The Greatest Baseball Game Never Played was a 1982 simulated broadcast of a hypothetical baseball game between all-time Major League Baseball greats. The broadcast was aired on 200 radio stations on the evening of July 14, 1982, in the United States and Canada and also released as a record album.

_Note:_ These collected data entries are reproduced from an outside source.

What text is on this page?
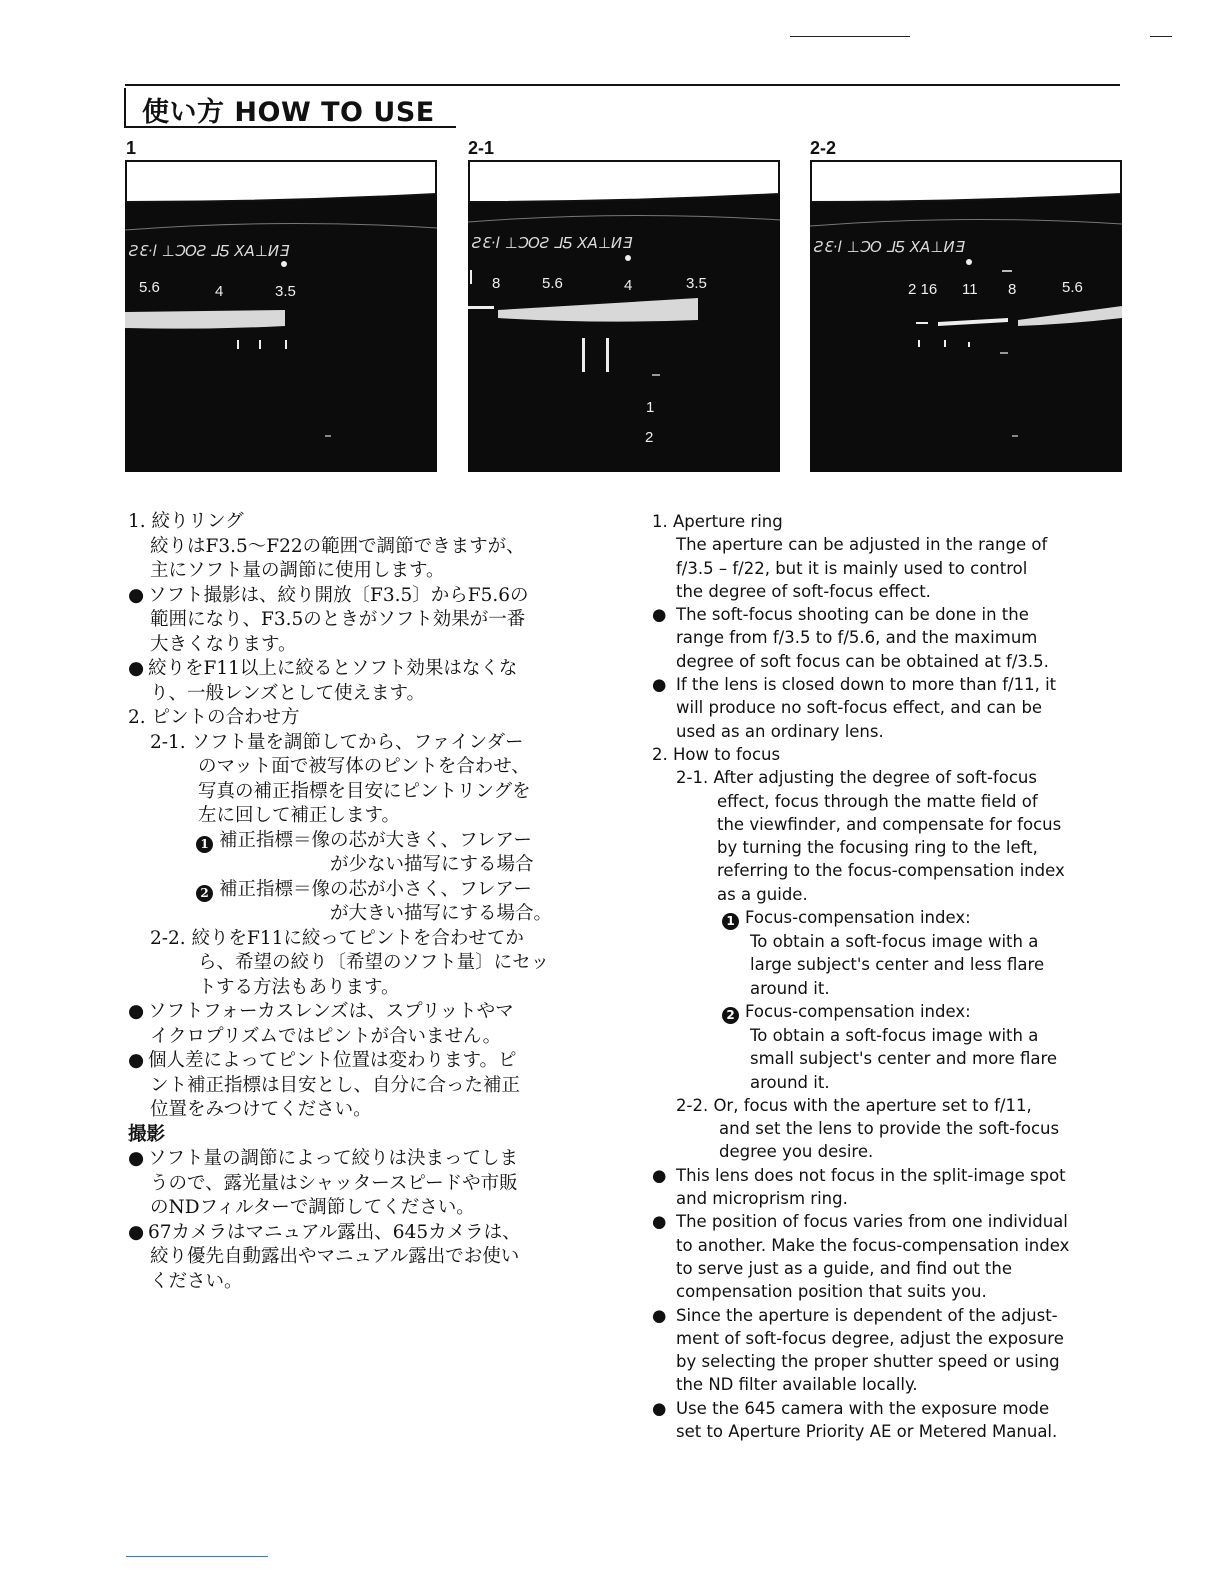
使い方 HOW TO USE
1	2-1	2-2
ƧƐ·l ⊥ƆOƧ ⅃Ƽ XA⊥ИƎ
5.6	4	3.5
ƧƐ·l ⊥ƆOƧ ⅃Ƽ XA⊥ИƎ
8	5.6	4	3.5
1
2
ƧƐ·l ⊥ƆO ⅃Ƽ XA⊥ИƎ
2 16 11 8	5.6
1. 絞りリング
絞りはF3.5～F22の範囲で調節できますが、
主にソフト量の調節に使用します。
● ソフト撮影は、絞り開放〔F3.5〕からF5.6の
範囲になり、F3.5のときがソフト効果が一番
大きくなります。
● 絞りをF11以上に絞るとソフト効果はなくな
り、一般レンズとして使えます。
2. ピントの合わせ方
2-1. ソフト量を調節してから、ファインダー
のマット面で被写体のピントを合わせ、
写真の補正指標を目安にピントリングを
左に回して補正します。
1 補正指標＝像の芯が大きく、フレアー
が少ない描写にする場合
2 補正指標＝像の芯が小さく、フレアー
が大きい描写にする場合。
2-2. 絞りをF11に絞ってピントを合わせてか
ら、希望の絞り〔希望のソフト量〕にセッ
トする方法もあります。
● ソフトフォーカスレンズは、スプリットやマ
イクロプリズムではピントが合いません。
● 個人差によってピント位置は変わります。ピ
ント補正指標は目安とし、自分に合った補正
位置をみつけてください。
撮影
● ソフト量の調節によって絞りは決まってしま
うので、露光量はシャッタースピードや市販
のNDフィルターで調節してください。
● 67カメラはマニュアル露出、645カメラは、
絞り優先自動露出やマニュアル露出でお使い
ください。
1. Aperture ring
The aperture can be adjusted in the range of
f/3.5 – f/22, but it is mainly used to control
the degree of soft-focus effect.
● The soft-focus shooting can be done in the
range from f/3.5 to f/5.6, and the maximum
degree of soft focus can be obtained at f/3.5.
● If the lens is closed down to more than f/11, it
will produce no soft-focus effect, and can be
used as an ordinary lens.
2. How to focus
2-1. After adjusting the degree of soft-focus
effect, focus through the matte field of
the viewfinder, and compensate for focus
by turning the focusing ring to the left,
referring to the focus-compensation index
as a guide.
1 Focus-compensation index:
To obtain a soft-focus image with a
large subject's center and less flare
around it.
2 Focus-compensation index:
To obtain a soft-focus image with a
small subject's center and more flare
around it.
2-2. Or, focus with the aperture set to f/11,
and set the lens to provide the soft-focus
degree you desire.
● This lens does not focus in the split-image spot
and microprism ring.
● The position of focus varies from one individual
to another. Make the focus-compensation index
to serve just as a guide, and find out the
compensation position that suits you.
● Since the aperture is dependent of the adjust-
ment of soft-focus degree, adjust the exposure
by selecting the proper shutter speed or using
the ND filter available locally.
● Use the 645 camera with the exposure mode
set to Aperture Priority AE or Metered Manual.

The simulated game was announced by Jack Buck and Lindsey Nelson and set in Philadelphia's Shibe Park. Following the format of the All-Star Game, it featured National League players against players from the American League. The National League won 5-4.

== Starting lineups ==
- American League: Phil Rizzuto, SS; Ty Cobb, CF; Ted Williams, LF; Babe Ruth, RF; Lou Gehrig, 1B; Rod Carew, 2B; Yogi Berra, C; Brooks Robinson, 3B; Whitey Ford, P.
- National League: Pete Rose, 1B; Mike Schmidt, 3B; Stan Musial, RF; Hank Aaron, LF; Willie Mays, CF; Rogers Hornsby, 2B; Honus Wagner, SS; Roy Campanella, C; Sandy Koufax, P.

== Legacy ==
The Greatest Game Never Played documents the perception of who the greatest players were 17 years before the selection of the Major League Baseball All-Century Team. All of the players in both starting lineups made the All-Century team except for American League shortstop Phil Rizzuto, as the 1980s saw the emergence of several all-time great shortstops: Cal Ripken Jr., Ozzie Smith, and Robin Yount.